Approximately 30 million people/year die of starvation because of worldwide Apartheid even more die of avoidable diseases and environmental catastrophes. Thousands of refugees drowned, froze, suffocated on the borders of fortress Europe in recent years. In the EU hundreds of thousands are threatened by deportation. Patriarchal religious fundamentalists preach the legal powerlessness of half of mankind. In the Sudan, in the Congo and about 30 other war sites millions of civilians become the victims of the power and gold hungry elite.
Ethnic, nationalistic and racist ideologies block the heads of billions of people and hinder the development of a self-determined individual.

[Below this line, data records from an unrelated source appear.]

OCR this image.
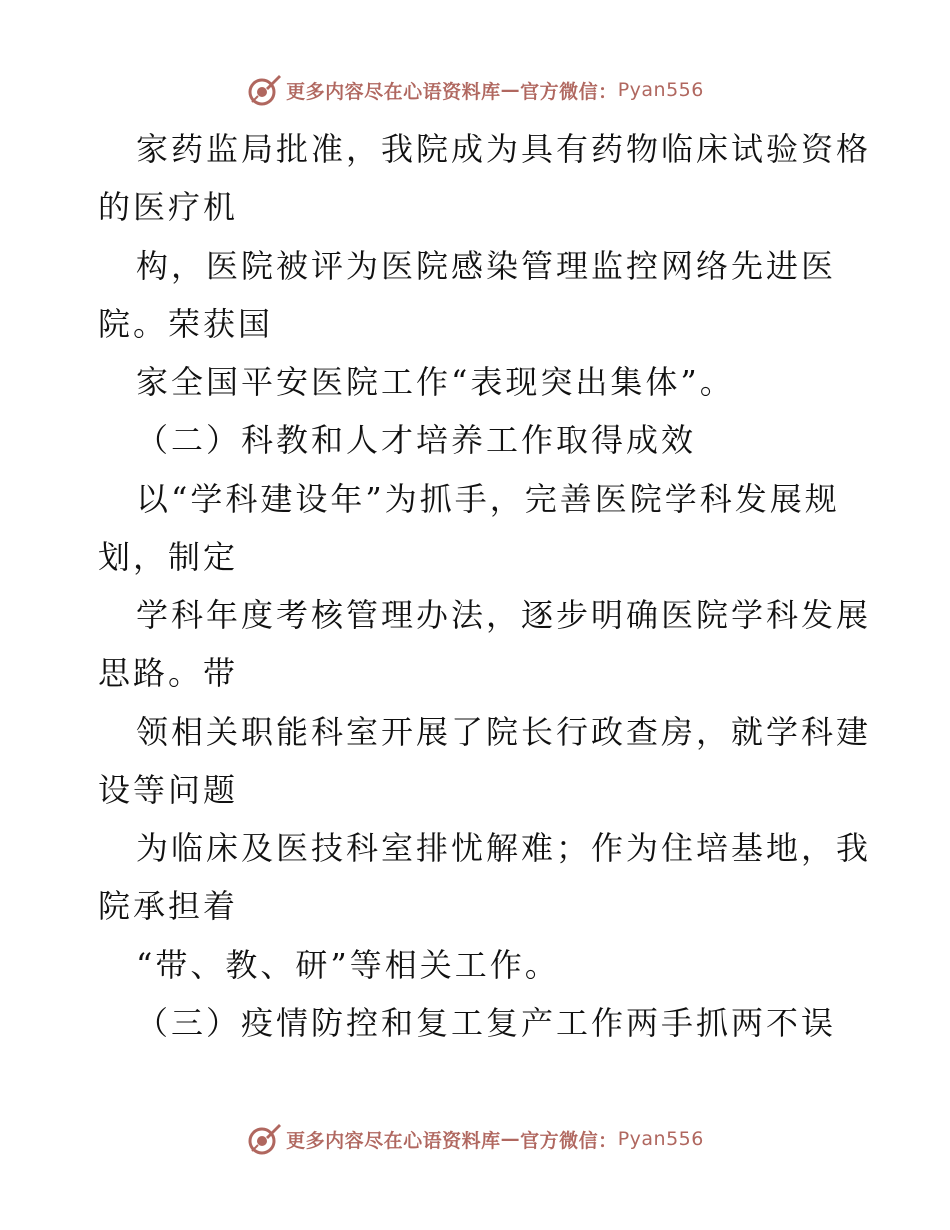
更多内容尽在心语资料库 — 官方微信： Pyan556
家药监局批准，我院成为具有药物临床试验资格
的医疗机
构，医院被评为医院感染管理监控网络先进医
院。荣获国
家全国平安医院工作“表现突出集体”。
（二）科教和人才培养工作取得成效
以“学科建设年”为抓手，完善医院学科发展规
划，制定
学科年度考核管理办法，逐步明确医院学科发展
思路。带
领相关职能科室开展了院长行政查房，就学科建
设等问题
为临床及医技科室排忧解难；作为住培基地，我
院承担着
“带、教、研”等相关工作。
（三）疫情防控和复工复产工作两手抓两不误
更多内容尽在心语资料库 — 官方微信： Pyan556
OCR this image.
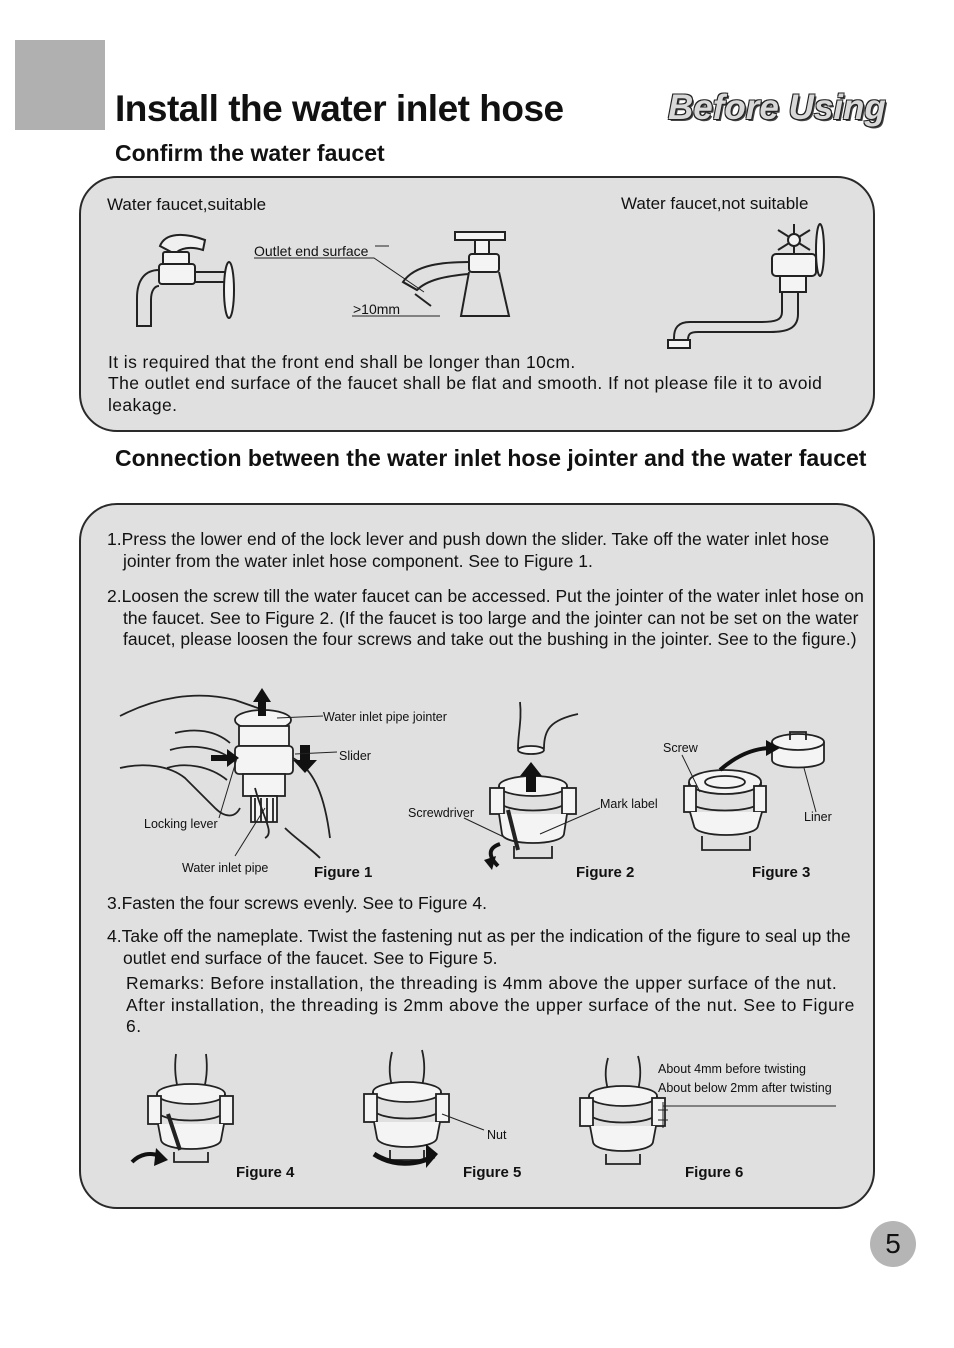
Install the water inlet hose	Before Using
Confirm the water faucet
Water faucet,suitable	Water faucet,not suitable
Outlet end surface
>10mm
It is required that the front end shall be longer than 10cm.
The outlet end surface of the faucet shall be flat and smooth. If not please file it to avoid leakage.
Connection between the water inlet hose jointer and the water faucet
1.Press the lower end of the lock lever and push down the slider. Take off the water inlet hose jointer from the water inlet hose component. See to Figure 1.
2.Loosen the screw till the water faucet can be accessed. Put the jointer of the water inlet hose on the faucet. See to Figure 2. (If the faucet is too large and the jointer can not be set on the water faucet, please loosen the four screws and take out the bushing in the jointer. See to the figure.)
Water inlet pipe jointer
Slider
Locking lever
Water inlet pipe	Figure 1
Screwdriver
Mark label
Figure 2
Screw
Liner
Figure 3
3.Fasten the four screws evenly. See to Figure 4.
4.Take off the nameplate. Twist the fastening nut as per the indication of the figure to seal up the outlet end surface of the faucet. See to Figure 5.
Remarks: Before installation, the threading is 4mm above the upper surface of the nut. After installation, the threading is 2mm above the upper surface of the nut. See to Figure 6.
Figure 4
Nut
Figure 5
About 4mm before twisting
About below 2mm after twisting
Figure 6
5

Why then do so many internationalists concentrate on "solidarity with the Palestinian people” and the denouncement of Israel?
For demographic, economic (no oil) and military grounds Israel, today, is the weaker part in the near-East conflict - against terrorism no atom bomb can help. Every condemnation of Israel therefore takes a biased side in favour of the Arab dictatorships of the surrounding states and the Islamic fundamentalists. The Middle-East conflict can only be solved if the Israeli people acknowledge the social situation of the Palestinians and the Arabs the Shoah as the background for the existence of Israel. We in Europe should support those on both sides who stand for the understanding of the corresponding sides' position.

For the free development of everyone as a condition for the free development of all!